Investigating Volume 1:

# What does it mean to take up space?

## 2. Order objects by space

Small Groups 15 Mins Notebook

This is the heart of the investigation, where students put objects in order according to volume, here expressed as “the amount of space they take up.” Four objects are provided — three cubes and the plastic modeling clay — others students must imagine (three fruits).

Note:  The cubes are a test to see whether students can separate volume from weight. Since the cubes are the same size, they should be set side by side, but some students may still be seduced by weight. Do some think the heavier copper cube takes up more space than the pine cube? If so, recall their earlier observations about “heavy for size” and “light for size.”

These students are uncertain where to put the two cubes. They are the same size, but have different weights. Where should they go?

Give each group the three cubes and the plastic modeling clay to put in a line according to the amount of space they take up. The task will be straightforward unless the students become sidetracked by weight. Do they heft the objects to compare their weights? Do they talk about “heavier” and “lighter”? If so, remind them they are not comparing weight anymore. Tell them that they should be using their eyes and not their sense of felt weight to order things by how “much space they take up.”

As students finish, have them draw the four objects, in order, in their notebooks, labeling each object. If there is more than one opinion about the order, each student can record the order that seems correct.

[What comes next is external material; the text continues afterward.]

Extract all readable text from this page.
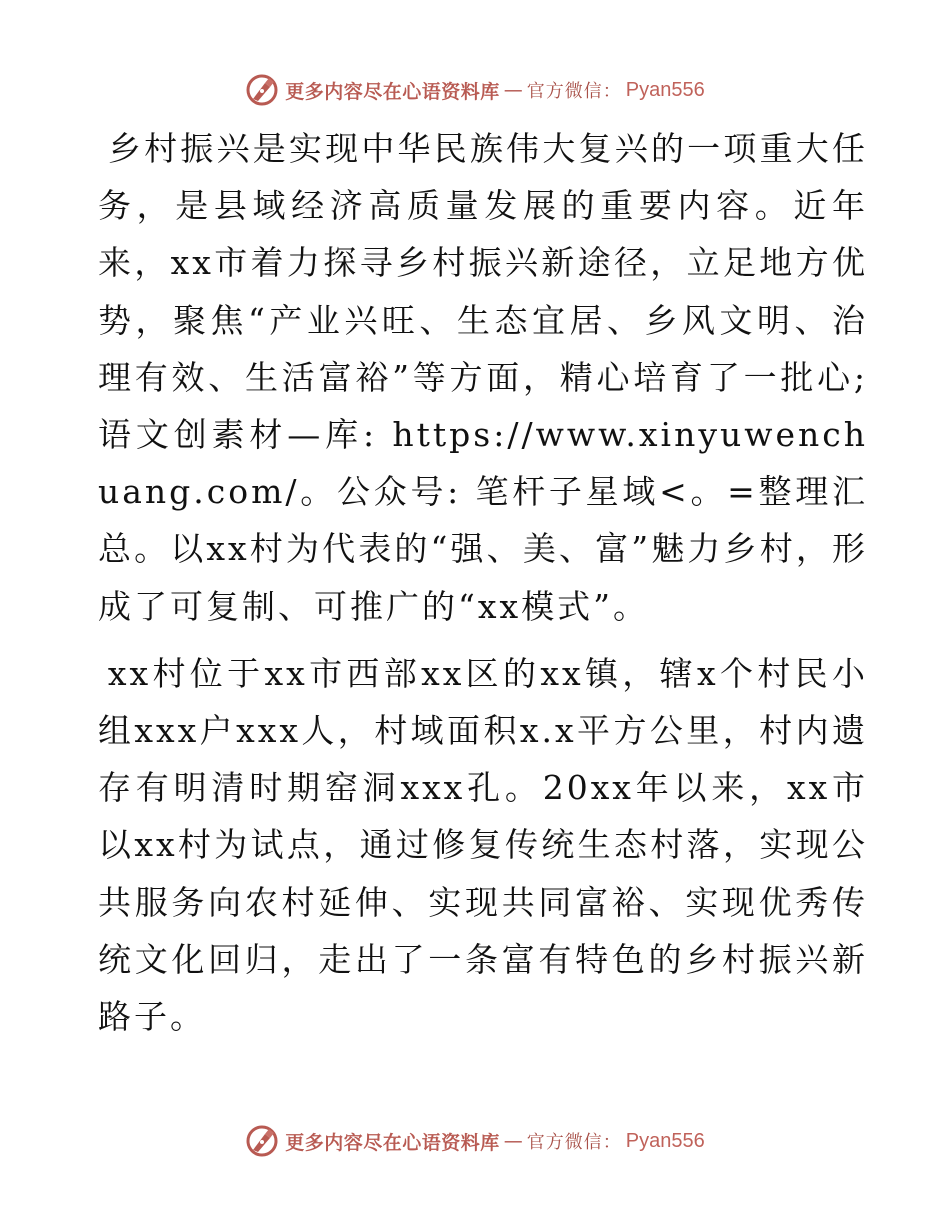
更多内容尽在心语资料库 — 官方微信： Pyan556

乡村振兴是实现中华民族伟大复兴的一项重大任务，是县域经济高质量发展的重要内容。近年来，xx市着力探寻乡村振兴新途径，立足地方优势，聚焦“产业兴旺、生态宜居、乡风文明、治理有效、生活富裕”等方面，精心培育了一批心;语文创素材—库: https://www.xinyuwenchuang.com/。公众号: 笔杆子星域<。=整理汇总。以xx村为代表的“强、美、富”魅力乡村，形成了可复制、可推广的“xx模式”。

xx村位于xx市西部xx区的xx镇，辖x个村民小组xxx户xxx人，村域面积x.x平方公里，村内遗存有明清时期窑洞xxx孔。20xx年以来，xx市以xx村为试点，通过修复传统生态村落，实现公共服务向农村延伸、实现共同富裕、实现优秀传统文化回归，走出了一条富有特色的乡村振兴新路子。

更多内容尽在心语资料库 — 官方微信： Pyan556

As a group finishes ask each student to think of three pieces of fruit: one that takes up a lot of space, one that takes up very little space, and one in between. Have students draw and label the three pieces of fruit in their notebooks. This thought experiment is a higher–order exercise, requiring students to consider volume without handling the objects. If they need help, perhaps suggest that they model the fruit in the air with their hands.